Il s'appelait Ratus* et c'était le rat le plus adorable du monde. Nos chemins s'étaient croisés un matin, il y a de cela de nombreuses années, dans une galerie marchande, une toute petite animalerie où j'avais aperçu, agrippées aux barreaux d'une cage, ses minuscules mains fines aux griffes parfaites.

Quand je me suis approchée, j'ai croisé ses yeux curieux, un nez rose et ses moustaches frémissantes. Son regard était un appel. Je me suis laissée séduire. Ratus est entré dans nos vies.

A la maison, il y avait déjà Ralette*, petite rate blanche, adoptée sur un coup de cœur, et qui partageait depuis deux ou trois semaines la vie de Grisou, chatte irascible et capricieuse, mais qui malgré tout, comprenait qu'elles appartenaient à la même famille. Puis pas beaucoup de risques, ni pour l'une ni pour l'autre, la cage protégeant la rate étant fermée, et Ralette ne cherchait pas les problèmes. 

Lorsque j'ai lâché Ratus dans la cage, ils se sont reniflés tous les deux, puis au bout de quelques minutes, comprenant certainement que leur sort était lié, ils se sont roulés en boule l'un contre l'autre. Ils étaient petits encore, tout juste sevrés, et pas intéressés pour deux sous par une histoire d'amour. 

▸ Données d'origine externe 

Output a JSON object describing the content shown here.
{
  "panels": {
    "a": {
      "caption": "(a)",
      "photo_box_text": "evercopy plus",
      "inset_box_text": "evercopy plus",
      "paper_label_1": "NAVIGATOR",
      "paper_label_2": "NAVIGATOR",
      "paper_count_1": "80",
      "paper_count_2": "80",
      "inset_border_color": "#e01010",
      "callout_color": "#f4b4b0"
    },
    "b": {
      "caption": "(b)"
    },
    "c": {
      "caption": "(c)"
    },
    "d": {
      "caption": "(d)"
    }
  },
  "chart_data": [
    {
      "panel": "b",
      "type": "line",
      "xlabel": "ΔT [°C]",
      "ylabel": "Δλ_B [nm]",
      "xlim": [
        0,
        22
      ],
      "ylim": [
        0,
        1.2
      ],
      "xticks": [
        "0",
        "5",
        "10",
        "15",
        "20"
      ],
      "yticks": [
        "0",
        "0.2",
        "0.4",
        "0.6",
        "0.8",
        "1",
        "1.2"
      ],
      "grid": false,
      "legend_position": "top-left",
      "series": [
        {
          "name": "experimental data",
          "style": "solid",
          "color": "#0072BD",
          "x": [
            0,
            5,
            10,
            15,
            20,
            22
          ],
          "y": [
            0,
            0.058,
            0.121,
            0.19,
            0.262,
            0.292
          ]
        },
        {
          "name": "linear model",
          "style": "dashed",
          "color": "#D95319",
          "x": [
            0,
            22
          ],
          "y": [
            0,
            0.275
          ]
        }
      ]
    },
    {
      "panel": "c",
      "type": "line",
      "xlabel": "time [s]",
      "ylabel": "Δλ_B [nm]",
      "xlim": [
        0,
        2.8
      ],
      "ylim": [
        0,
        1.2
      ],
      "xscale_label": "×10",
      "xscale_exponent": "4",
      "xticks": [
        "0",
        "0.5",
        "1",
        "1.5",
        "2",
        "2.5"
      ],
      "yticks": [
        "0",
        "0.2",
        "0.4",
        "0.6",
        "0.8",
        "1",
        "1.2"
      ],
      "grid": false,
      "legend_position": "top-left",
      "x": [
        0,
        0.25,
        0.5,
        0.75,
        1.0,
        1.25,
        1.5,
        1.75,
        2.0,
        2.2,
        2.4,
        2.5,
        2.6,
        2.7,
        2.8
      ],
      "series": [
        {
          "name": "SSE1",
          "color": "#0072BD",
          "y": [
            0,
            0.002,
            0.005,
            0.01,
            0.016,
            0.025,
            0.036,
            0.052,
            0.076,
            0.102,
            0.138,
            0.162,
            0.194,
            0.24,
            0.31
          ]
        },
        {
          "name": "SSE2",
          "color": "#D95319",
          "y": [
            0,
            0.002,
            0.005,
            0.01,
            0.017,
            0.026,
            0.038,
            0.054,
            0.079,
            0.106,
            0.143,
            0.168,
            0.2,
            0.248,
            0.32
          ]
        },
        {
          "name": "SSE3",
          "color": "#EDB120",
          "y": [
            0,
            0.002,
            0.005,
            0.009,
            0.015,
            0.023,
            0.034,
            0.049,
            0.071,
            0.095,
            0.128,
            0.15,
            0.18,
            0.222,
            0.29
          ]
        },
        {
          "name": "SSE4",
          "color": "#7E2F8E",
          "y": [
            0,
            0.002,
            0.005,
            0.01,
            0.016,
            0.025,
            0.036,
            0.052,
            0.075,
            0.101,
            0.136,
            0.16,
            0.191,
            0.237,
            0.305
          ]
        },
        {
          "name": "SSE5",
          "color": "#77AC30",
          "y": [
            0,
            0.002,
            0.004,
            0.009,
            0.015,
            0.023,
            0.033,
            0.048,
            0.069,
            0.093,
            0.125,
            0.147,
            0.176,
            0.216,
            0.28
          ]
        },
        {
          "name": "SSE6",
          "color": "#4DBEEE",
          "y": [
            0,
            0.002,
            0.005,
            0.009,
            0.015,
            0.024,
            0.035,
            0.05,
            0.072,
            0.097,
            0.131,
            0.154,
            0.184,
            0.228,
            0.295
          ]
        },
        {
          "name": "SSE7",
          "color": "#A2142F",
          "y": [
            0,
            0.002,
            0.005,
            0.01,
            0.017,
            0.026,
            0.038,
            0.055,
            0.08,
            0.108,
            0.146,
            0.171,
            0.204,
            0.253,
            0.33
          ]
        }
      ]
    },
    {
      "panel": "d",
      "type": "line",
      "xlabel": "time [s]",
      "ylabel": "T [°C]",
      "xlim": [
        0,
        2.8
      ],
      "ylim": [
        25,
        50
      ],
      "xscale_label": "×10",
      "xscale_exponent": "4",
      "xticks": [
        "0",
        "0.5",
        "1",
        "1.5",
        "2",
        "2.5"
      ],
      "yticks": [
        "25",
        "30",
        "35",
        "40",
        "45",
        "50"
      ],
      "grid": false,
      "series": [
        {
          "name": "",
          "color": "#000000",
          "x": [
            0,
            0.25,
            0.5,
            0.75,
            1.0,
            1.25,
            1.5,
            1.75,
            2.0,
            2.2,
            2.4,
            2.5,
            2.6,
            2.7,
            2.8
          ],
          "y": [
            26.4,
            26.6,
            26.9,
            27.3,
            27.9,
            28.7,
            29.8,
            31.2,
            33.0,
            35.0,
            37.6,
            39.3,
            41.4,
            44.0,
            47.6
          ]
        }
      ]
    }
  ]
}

La vie s'organisait autour de ces animaux. N'ayant jamais eu de rats, j'apprenais à m'en occuper. Je passais beaucoup de temps avec eux, le soir, Grisou sur un genou, et les rats sur l'autre. Ils prenaient l'habitude de se blottir dans les cheveux, dans les manches des pulls. Doux et pelucheux, c'était un bonheur de jouer avec eux, d'aller de découvertes en découvertes, à travers des moments joyeux et tendres.

Un matin, j'ai vu le ventre de Ralette s'arrondir. Jusque là, je me doutais bien qu'ils avaient découvert une façon de s'entendre sur tous les points, mais je n'avais pas vraiment prévu les conséquences. Nous allions avoir des bébés rats.

Ralette a commencé par faire son nid. Je lui avais fourni du matériel, sous forme de laine, de papier, de brindilles. Elle ressemblait de plus en plus à une bouteille d'orangina, et passait tout son temps à construire le futur lieu de vie de sa progéniture. Ratus, un peu dépassé, la laissait vaquer à ses occupations, la couvant d'un œil amusé. Lorsqu'il était sur son chemin, elle le bousculait un peu, manière de montrer qu'il ne servait pas à grand-chose, planté là. 

Enfin le grand jour est arrivé. Quatorze ratons, nus et aveugles, si petits et si fragiles, étaient regroupés dans le nid douillet. Inconscients et sans crainte, nous avons avancé la main pour les prendre et les regarder de plus près. Ralette aurait pu nous mordre. Mais elle savait que jamais nous ne pourrions faire du mal à ses bébés. Elle nous a laissé les manipuler tout autant que nous voulions, sans jamais manifester la moindre agressivité.

C'est ce moment là que Ratus a choisi pour s'affirmer. Pendant que Ralette descendait se nourrir à l'étage du bas, lui restait avec les bébés, couché sur eux, pour les réchauffer. Lorsque les petits remuaient et se découvraient, il était toujours là pour remettre en place les petits morceaux de coton et de laine formant la couverture. Ralette était toujours débordée. Vous pensez quatorze bébés... Alors, lorsqu’ils ont commencé à sortir du nid, tout duveteux, les yeux ouverts et une envie d'explorer leur territoire, Ratus s'est chargé de les remonter un par un à l'étage de la cage. Mais sur quatorze la tâche était insurmontable. Pendant que l'un montait dans la gueule de son papa, deux ou trois avaient trouvé les marches pour descendre. Le spectacle était irrésistible.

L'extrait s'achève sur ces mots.